Supreme Court reserves orders on plea for release of 150 Rohingya in Jammu jail

The Supreme Court on Friday reserved its orders on a plea seeking the release of about 150 Rohingya reportedly detained in a Jammu jail.
The top court maintained a non-committal tone when its judicial conscience was tapped by advocate Prashant Bhushan about the atrocities Rohingya may face on deportation to Myanmar.
“We are not in any way called upon to condone or condemn genocide in Myanmar, though we believe genocide anywhere is condemnable,” Chief Justice of India Sharad A. Bobde reacted to Mr. Bhushan.

The Centre, represented by Solicitor General Tushar Mehta, said Rohingya who had fled persecution in Myanmar to India were deported only after the government of that country confirmed their nationality.
“They are illegal immigrants. We are in touch with Myanmar. Once Myanmar confirms their nationality, they are deported,” Mr. Mehta explained.
“So, you will deport only after Myanmar confirms?” the CJI verified.
“Yes, we cannot deport a person from Afghanistan to Mynamar,” Mr. Mehta said.
“The fear is that once they are deported, they may get slaughtered. But we cannot stop it…” the CJI remarked
Mr. Mehta said, “India is not the capital of the immigrants of the world”.
“But will the word of a military government that has seized power through a coup be enough for the Indian government? Is this country not obliged to maintain the guarantee of right to life,” Mr. Bhushan asked.
Chief Justice Bobde said the Supreme Court could not refuse to recognise the sovereignty of another nation.
“The mere fact that another country wants them [Rohingya] back and you [India] want to give them is not enough.
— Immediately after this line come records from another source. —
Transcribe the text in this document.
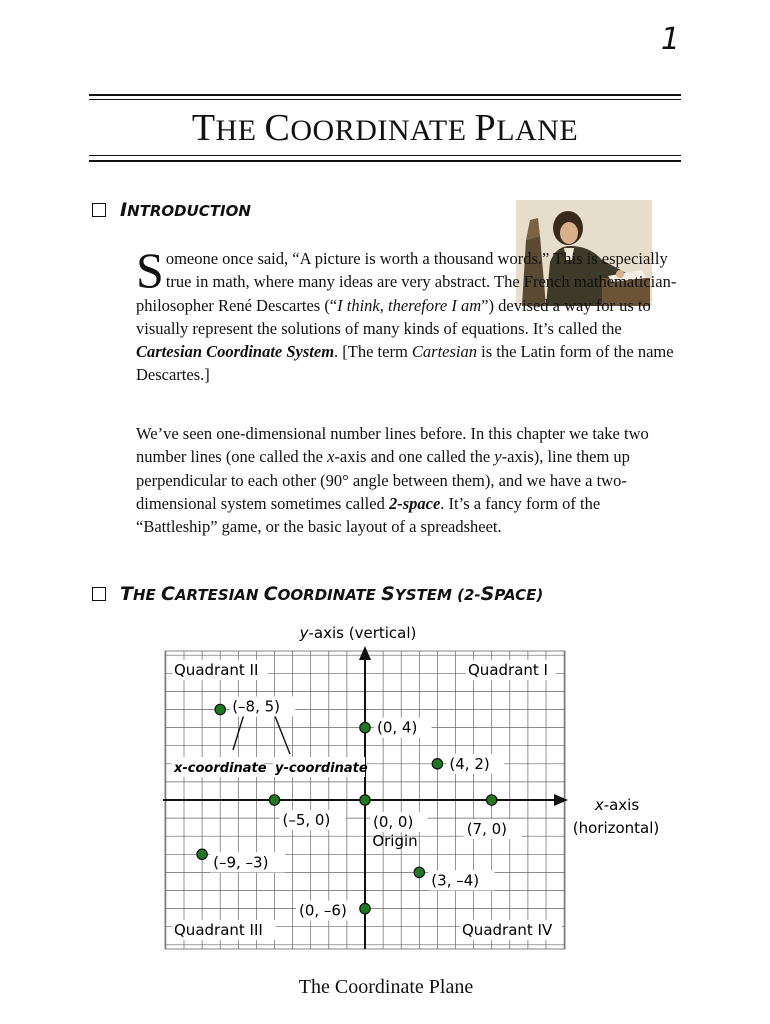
1
THE COORDINATE PLANE
INTRODUCTION
Someone once said, “A picture is worth a thousand words.” This is especially true in math, where many ideas are very abstract. The French mathematician-philosopher René Descartes (“I think, therefore I am”) devised a way for us to visually represent the solutions of many kinds of equations. It’s called the Cartesian Coordinate System. [The term Cartesian is the Latin form of the name Descartes.]
We’ve seen one-dimensional number lines before. In this chapter we take two number lines (one called the x-axis and one called the y-axis), line them up perpendicular to each other (90° angle between them), and we have a two-dimensional system sometimes called 2-space. It’s a fancy form of the “Battleship” game, or the basic layout of a spreadsheet.
THE CARTESIAN COORDINATE SYSTEM (2-SPACE)
y-axis (vertical)
x-axis
(horizontal)
Quadrant II	Quadrant I
Quadrant III	Quadrant IV
x-coordinate y-coordinate
(–8, 5)
(0, 4)
(4, 2)
(–5, 0)	(0, 0)	(7, 0)
(–9, –3)
(3, –4)
(0, –6)
Origin
The Coordinate Plane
You cannot send anybody to a place where he can be killed or subjected to torture,” Mr. Bhushan argued, referring to the principle of refoulement.
“Have you today placed any evidence that Rohingya are being killed or tortured [in Mynamar]?” Chief Justice Bobde asked.
Mr. Bhushan asked the court to hear the United Nations Special Rapporteur. However, both the Centre and the Union Territory of Jammu and Kashmir raised serious objections, and the Bench relented.
“We will not allow the United Nations Special Rapporteur to be heard today because there is serious objection,” Chief Justice Bobde told senior advocate C.U. Singh, appearing for the Rapporteur.
“No municipal court should do anything that embarrasses the executive government. Municipal court applies only domestic laws. Treaties or conventions refused by the government cannot be implemented through the courts. The U.N. is not subject to the jurisdiction of the municipal court… Besides, Mr. Bhushan has not impleaded Jammu and Kashmir in his application,” senior advocate Harish Salve, for the Union Territory administration, submitted.
The court hearing concerns an urgent application filed by NGO, Association for Democratic Reforms, represented by Mr. Bhushan.